Le même problème se pose avec les garants. Un garant (personne physique ou organisme) qui s’est engagé pour un colocataire peut considérer que son engagement prend fin avec le congé donné. Si le colocataire se rétracte, le garant doit renouveler explicitement son cautionnement pour que celui-ci reste valable. Un simple maintien tacite ne suffit pas.

Sécuriser la procédure d’annulation du préavis en colocation : forme et délais
Pour qu’une rétractation de congé n’ouvre pas la porte à un litige, chaque étape doit laisser une trace écrite. Voici les points de vigilance concrets :
- Le colocataire adresse sa demande de rétractation par lettre recommandée avec accusé de réception au bailleur, en mentionnant la date du congé initial et les raisons du retour sur sa décision
- Le bailleur formalise son accord ou son refus par écrit, idéalement dans un avenant au bail si la rétractation est acceptée
- Les colocataires restants sont informés par écrit, et leur accord est sollicité en cas de bail collectif
- Le garant du colocataire concerné est contacté pour confirmer le maintien de son cautionnement
- L’assureur du bailleur est prévenu pour vérifier que la couverture reste active
Un avenant au bail précisant que le congé est annulé, signé par toutes les parties, constitue la meilleure protection. Il fige la situation juridique et empêche toute contestation ultérieure sur la date de sortie ou la solidarité entre colocataires.

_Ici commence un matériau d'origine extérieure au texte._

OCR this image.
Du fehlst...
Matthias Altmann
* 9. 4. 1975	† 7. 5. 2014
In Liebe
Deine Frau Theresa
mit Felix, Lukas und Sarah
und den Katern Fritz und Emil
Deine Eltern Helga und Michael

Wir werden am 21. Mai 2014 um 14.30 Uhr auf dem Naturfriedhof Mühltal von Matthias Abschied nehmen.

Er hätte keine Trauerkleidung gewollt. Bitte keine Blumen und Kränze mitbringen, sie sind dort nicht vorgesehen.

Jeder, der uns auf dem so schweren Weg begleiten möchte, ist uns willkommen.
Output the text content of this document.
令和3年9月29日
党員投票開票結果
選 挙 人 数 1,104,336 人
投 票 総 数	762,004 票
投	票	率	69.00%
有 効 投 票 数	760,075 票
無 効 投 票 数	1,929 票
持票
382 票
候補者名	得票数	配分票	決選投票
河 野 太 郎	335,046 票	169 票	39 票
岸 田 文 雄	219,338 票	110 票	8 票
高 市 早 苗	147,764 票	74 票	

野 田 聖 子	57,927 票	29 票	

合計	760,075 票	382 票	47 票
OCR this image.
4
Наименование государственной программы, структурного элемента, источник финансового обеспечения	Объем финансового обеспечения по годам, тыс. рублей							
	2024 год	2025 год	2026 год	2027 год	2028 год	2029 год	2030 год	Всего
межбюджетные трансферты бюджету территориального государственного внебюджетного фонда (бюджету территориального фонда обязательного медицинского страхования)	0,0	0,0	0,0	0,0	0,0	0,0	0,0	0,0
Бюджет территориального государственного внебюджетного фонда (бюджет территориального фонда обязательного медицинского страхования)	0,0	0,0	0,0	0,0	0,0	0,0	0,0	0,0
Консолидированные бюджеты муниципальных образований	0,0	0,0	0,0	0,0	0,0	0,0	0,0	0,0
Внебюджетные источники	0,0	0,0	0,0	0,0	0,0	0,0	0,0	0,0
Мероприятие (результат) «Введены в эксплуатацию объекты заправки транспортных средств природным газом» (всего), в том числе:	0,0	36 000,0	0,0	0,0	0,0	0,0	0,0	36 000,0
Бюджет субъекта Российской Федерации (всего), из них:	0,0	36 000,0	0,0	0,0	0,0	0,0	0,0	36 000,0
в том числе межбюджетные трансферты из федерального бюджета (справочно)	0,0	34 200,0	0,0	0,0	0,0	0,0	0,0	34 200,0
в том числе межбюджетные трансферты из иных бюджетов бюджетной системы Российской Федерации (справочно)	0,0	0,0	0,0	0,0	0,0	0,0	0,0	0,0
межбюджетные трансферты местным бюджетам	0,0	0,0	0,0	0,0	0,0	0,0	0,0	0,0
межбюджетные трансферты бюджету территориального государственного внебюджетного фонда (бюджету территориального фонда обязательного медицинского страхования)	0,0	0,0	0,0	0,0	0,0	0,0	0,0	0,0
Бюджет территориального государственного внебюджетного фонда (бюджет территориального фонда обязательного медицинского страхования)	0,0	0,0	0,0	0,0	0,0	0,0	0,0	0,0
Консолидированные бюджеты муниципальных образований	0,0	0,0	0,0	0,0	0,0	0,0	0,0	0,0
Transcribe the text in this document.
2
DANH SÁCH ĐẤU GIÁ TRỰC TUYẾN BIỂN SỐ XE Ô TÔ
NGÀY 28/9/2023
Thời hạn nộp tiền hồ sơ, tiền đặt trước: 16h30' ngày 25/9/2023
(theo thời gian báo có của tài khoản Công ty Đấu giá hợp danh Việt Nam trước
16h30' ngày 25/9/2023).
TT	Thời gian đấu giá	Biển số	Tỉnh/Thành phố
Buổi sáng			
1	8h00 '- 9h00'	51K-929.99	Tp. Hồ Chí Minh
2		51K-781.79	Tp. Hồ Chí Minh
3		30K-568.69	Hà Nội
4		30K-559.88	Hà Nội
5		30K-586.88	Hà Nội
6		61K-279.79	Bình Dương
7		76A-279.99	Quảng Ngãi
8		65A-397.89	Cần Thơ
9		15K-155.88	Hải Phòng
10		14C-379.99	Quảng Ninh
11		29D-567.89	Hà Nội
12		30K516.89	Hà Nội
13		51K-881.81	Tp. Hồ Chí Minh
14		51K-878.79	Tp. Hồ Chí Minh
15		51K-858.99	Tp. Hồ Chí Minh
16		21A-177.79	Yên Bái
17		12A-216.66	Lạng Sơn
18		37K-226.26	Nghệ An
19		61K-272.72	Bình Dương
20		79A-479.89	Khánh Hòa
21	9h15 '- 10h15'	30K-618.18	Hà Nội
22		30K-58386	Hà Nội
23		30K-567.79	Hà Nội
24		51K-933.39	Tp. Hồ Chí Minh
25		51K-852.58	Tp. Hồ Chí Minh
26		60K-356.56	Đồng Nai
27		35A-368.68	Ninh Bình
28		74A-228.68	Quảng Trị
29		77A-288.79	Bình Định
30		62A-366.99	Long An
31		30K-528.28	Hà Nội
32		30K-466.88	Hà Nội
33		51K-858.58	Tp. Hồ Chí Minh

La rétractation d’un préavis en colocation reste une opération à risque pour toutes les parties. Le colocataire qui change d’avis n’a aucun droit acquis à revenir sur son congé. Le bailleur qui accepte sans formaliser s’expose à des complications avec son assureur ou les garants. Un avenant écrit signé par toutes les parties reste le seul verrou fiable pour éviter qu’un simple changement d’avis ne se transforme en contentieux.